Wcześniej na sesji Nowak otrzymał absolutorium za wykonie budżetu na 2017 rok. Nie poprali go tylko członkowie klubu PO. Za to do niecodziennej sytuacji doszło podczas głosowania nad wynagrodzeniem prezydenta, które zgodnie z rozporządzeniem musiało ulec uszczupleniu o 20 proc. Sam prezydent poprosił radnych, aby „nie mieli dylematów” i przyjęli uchwałę, bo inaczej wyręczy ich wojewoda.
- Nie powinno się obniżać wynagrodzenia w toku trwania umowy. Takie rozporządzenie można było wprowadzić, ale od nowej kadencji - argumentował Piotr Lachowicz z PO. - To taka kara do szatni.
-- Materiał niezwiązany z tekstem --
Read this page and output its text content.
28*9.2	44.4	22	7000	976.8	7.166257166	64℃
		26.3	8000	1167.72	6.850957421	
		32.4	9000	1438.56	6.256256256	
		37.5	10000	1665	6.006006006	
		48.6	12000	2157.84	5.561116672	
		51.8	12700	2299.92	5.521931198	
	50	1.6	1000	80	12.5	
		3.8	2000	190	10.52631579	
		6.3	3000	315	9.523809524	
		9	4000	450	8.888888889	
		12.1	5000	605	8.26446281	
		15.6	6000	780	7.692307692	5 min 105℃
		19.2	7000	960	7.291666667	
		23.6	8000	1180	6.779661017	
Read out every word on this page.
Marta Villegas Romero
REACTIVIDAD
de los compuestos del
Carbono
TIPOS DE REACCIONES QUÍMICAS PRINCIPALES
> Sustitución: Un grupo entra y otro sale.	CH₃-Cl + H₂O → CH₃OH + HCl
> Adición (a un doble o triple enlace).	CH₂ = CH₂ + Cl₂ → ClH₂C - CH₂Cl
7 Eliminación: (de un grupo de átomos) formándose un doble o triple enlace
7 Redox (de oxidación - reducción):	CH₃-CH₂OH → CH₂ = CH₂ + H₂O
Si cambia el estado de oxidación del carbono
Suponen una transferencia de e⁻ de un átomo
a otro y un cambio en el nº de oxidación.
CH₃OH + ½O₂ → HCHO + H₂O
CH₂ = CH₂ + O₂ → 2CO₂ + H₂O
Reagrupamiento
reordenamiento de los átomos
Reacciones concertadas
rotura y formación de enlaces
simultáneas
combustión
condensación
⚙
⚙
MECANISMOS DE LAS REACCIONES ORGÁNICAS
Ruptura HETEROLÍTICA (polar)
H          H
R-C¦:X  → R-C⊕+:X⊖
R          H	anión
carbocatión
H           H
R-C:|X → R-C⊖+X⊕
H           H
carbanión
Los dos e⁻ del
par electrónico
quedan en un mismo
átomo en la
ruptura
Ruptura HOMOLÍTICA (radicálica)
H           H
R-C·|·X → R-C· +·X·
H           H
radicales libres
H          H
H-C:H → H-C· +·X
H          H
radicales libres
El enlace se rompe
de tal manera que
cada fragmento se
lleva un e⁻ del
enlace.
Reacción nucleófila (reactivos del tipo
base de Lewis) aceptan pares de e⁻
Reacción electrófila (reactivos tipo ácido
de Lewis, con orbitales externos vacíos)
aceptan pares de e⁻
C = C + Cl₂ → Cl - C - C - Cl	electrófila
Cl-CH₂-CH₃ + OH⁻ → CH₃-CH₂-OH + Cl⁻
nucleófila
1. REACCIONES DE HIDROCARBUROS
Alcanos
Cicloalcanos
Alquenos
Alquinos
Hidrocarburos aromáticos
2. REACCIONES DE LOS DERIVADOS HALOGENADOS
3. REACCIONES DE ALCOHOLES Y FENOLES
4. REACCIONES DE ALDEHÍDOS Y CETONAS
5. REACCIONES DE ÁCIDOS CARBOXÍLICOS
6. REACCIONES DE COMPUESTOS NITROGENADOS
Niehonorowe zachowanie na koniec kadencji - dodał Grzegorz Fecko również z Platformy, zaś Kazimierz Sas z SLD skwitował, że to: - Fałsz i obłuda, najlepszy przykład populizmu.
- Puknijcie się nie powiem gdzie... Trochę logiki koledzy - ripostował opozycję Grzegorz Mądry z Prawa i Sprawiedliwości, zarzucając kolegom, że bronią prezydenta z przekory.
Od 1 lipca zamiast 12 476 zł brutto Ryszard Nowak będzie zarabiał 10 840 zł.